Familist, one of the sect called the Family of Love. Middleton, Anything for a Quiet Life, ii. 1 (Knavesby). See Dyce’s introduction to the Family of Love, by the same dramatist.

fang, to take, seize, seize upon. Timon, iv. 3. 23; spelt vang (Southern), London Prodigal, iii. 3. 5; fanged, pp., Northward Ho, i. 2. 6. OE. fōn, to take; pp. gefangen.

fanterie, infantry; ‘Cavallery [cavalry] and Fanterie’, Holland, tr. of Pliny, bk. vi, c. 20; vol. i, p. 128 g; Fanteries, foot-soldiers, Gascoigne, Fruites of Warre, st. 152. OF. fanterie (Roquefort); Ital. ‘fantería, infantry; fante, a boy, a foot soldier’ (Florio); short for infante, an infant. Cp. ME. faunt, child (P. Plowman, B. xvi. 101), whence surname ‘Fauntleroy’.

fap, drunk. Merry Wives, i. 1. 183.

farandine, a kind of cloth, made partly of silk and partly of wool. Spelt farrendon, Wycherley, Love in a Wood, iii. 1 (Lucy); ferrandine, a gown of this material, id. v. 2 (Mrs. Joyner). Said to be from F. Ferrand, the name of the inventor (c. 1630). See NED.

farce, to stuff, fill out; ‘Farce thy lean ribs’, B. Jonson, Ev.

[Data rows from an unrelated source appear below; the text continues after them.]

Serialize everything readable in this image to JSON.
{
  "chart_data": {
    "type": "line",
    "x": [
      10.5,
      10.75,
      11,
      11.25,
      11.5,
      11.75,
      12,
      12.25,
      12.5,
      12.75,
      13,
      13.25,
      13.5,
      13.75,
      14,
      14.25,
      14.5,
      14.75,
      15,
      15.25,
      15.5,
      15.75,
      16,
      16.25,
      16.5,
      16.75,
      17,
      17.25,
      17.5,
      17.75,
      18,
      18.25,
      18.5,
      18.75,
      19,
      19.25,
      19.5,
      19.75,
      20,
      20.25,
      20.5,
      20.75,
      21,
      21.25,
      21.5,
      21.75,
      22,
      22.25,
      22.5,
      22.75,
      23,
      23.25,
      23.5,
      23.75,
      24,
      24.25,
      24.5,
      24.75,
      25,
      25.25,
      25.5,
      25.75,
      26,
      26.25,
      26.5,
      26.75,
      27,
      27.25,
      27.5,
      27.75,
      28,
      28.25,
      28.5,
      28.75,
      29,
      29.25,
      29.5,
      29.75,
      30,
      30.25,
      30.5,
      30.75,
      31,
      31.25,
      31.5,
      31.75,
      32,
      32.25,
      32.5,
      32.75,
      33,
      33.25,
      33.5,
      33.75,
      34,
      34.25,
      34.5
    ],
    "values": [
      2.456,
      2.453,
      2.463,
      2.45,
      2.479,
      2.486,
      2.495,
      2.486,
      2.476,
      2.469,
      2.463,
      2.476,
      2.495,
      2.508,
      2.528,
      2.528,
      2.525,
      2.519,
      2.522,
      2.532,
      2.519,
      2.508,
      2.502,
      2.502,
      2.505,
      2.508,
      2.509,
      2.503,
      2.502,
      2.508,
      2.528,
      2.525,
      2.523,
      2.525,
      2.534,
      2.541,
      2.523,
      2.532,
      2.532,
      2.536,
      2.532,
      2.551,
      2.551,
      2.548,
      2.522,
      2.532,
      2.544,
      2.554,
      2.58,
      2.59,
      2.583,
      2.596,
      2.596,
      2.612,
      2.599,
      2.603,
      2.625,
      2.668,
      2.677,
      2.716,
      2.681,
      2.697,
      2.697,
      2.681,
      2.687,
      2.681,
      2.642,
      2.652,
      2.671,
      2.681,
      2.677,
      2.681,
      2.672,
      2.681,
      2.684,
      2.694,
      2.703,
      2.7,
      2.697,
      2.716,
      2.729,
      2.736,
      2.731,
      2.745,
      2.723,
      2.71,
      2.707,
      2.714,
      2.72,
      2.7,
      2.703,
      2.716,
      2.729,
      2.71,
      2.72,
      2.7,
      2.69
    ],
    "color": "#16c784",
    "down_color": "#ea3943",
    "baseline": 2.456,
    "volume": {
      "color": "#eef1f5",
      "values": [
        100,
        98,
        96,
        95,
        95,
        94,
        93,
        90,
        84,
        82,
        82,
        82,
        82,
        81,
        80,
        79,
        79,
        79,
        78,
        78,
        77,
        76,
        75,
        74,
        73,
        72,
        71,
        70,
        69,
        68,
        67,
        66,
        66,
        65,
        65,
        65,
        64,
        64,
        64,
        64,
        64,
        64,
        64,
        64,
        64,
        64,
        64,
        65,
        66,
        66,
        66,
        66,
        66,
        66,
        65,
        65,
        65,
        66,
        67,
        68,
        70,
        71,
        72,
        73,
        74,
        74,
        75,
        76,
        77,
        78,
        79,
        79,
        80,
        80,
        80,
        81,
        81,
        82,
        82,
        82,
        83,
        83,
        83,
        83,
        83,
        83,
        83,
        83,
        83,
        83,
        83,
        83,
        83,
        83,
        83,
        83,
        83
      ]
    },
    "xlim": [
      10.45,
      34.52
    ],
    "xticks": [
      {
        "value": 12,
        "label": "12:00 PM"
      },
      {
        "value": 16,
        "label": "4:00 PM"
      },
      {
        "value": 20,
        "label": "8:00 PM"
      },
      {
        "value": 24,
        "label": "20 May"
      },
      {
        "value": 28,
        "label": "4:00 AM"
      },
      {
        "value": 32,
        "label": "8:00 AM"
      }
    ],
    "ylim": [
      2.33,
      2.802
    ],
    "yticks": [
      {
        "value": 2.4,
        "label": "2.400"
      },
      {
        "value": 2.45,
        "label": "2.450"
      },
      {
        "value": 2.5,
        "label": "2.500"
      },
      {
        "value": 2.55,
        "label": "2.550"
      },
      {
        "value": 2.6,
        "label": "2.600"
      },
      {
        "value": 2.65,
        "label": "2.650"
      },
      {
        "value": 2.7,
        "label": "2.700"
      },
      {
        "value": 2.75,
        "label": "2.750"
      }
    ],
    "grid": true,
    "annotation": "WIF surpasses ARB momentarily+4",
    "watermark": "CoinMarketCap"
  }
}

Man out of Humour, v. 4 (Carlo); ‘The farced title’ (i.e. stuffed, tumid), Hen. V, iv. 1. 280; ‘Wit larded with malice, and malice farced with wit’, Tr. and Cr. v. 1. 64. See Dict. (s.v. Farce).

farcion, farcyon, the farcy, a disease in horses, akin to glanders. Fitzherbert, Husbandry, § 93. F. farcin; see Hatzfeld. See [fashions].

fardle, to furl a sail. Golding, Metam. xi. 483; fol. 138 (1603). F. fardeler, to truss or pack up (Cotgr.). See NED. (s.v. Fardel).

fare, course; track of a hare. Spenser, F. Q. v. 10. 16; Fletcher, Faithful Shepherdess, iv. 2. 18. OE. fær, course; from faran, to go.

far-fet, fetched from afar. Milton, P. R. ii. 401. Things ‘far-fet’ were proverbially said to be good (or fit) for ladies; ‘Farre fet and deere bought is good for Ladyes’, Lyly, Euphues (ed. Arber, 93). See The Malcontent, v. 2 (Mendoza); B. Jonson, Sil. Woman, 1 Prologue; Cynthia’s Revels, iv. 1 (Argurion).